Dr. Natalie Philips — Pioneering Literary Neuroscience


My name is Natalie Phillips. I’m an assistant professor in English. I’m also affiliated faculty in the cognitive science program and I’m the co-lead of a new humanities lab called Digital Humanities and Literary Cognition. So my research focuses on two things: One, the history of mind, particularly the history of distraction, so what people
two hundred years ago thought about things like mind wandering and attention spans. And the second is an fMRI study that uses functional magnetic resonance imaging to actually look at differences in the attention that we pay when reading a book by Jane Austen. What happens in the study is this: subject comes into the lab and actually start reading Jane Austen’s, Mansfield Park, the first chapter, all the way through on their own. Then they go in and they read all of chapter two inside a very loud MRI scanner switching between two different states: close reading and pleasure reading. When they got out they wrote a short literary essay. This study was one of the first to actually look at what it means in real time
when we are reading a work of literature.

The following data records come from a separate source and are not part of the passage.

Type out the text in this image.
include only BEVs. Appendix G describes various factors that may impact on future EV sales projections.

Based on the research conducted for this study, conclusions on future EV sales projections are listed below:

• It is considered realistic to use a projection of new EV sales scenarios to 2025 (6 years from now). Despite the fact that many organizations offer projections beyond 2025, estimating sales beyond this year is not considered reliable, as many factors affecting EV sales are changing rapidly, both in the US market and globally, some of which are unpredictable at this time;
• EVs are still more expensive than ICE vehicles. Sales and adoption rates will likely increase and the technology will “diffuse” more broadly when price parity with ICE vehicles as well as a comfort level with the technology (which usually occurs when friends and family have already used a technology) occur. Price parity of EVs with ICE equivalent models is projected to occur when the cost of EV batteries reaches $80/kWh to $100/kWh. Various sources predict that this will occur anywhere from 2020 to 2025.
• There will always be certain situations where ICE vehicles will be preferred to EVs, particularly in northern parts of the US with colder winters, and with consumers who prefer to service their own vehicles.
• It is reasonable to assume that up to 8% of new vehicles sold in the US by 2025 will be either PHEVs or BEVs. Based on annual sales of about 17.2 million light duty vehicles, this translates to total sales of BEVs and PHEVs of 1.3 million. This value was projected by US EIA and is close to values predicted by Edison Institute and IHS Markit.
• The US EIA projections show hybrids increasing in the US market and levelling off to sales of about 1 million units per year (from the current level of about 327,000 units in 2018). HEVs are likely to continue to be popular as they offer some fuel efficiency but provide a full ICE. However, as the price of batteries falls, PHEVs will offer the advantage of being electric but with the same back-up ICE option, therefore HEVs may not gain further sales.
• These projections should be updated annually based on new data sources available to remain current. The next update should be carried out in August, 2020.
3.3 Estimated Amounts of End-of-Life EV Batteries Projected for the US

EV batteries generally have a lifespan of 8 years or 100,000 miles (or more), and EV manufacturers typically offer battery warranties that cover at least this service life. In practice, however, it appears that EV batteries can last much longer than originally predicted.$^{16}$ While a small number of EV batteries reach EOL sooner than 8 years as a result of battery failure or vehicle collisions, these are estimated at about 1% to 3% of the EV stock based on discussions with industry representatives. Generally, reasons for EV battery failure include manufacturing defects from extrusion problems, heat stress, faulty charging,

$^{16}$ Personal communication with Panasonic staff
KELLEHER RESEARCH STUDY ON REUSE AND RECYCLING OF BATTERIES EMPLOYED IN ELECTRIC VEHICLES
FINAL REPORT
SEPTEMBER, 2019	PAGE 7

It’s a study of attention and reading that
means that were really touching on what is the value of teaching “learning” in the humanities. What does it mean to be taught how to analyze literary text? Are there brain
regions that are being activated in this state that aren’t just when we read for pleasure? If we want to understand things that influence people across the country with reading disabilities, with any kind of lesions or strokes that have impacted their reading capacities, then
this is at least the key first step in moving that way. Our first undergraduate lab lead
was a triple major in literature, neuroscience and I think chemical and molecular biology. But we have students coming in from literature, Education, Neuroscience, Computer Science we have collaborators across all of these fields. What that means at an everyday level is that for this new work—and it really is new—you need every ounce of knowledge that you can bring and from so many different disciplinary perspectives to move this kind of work ahead.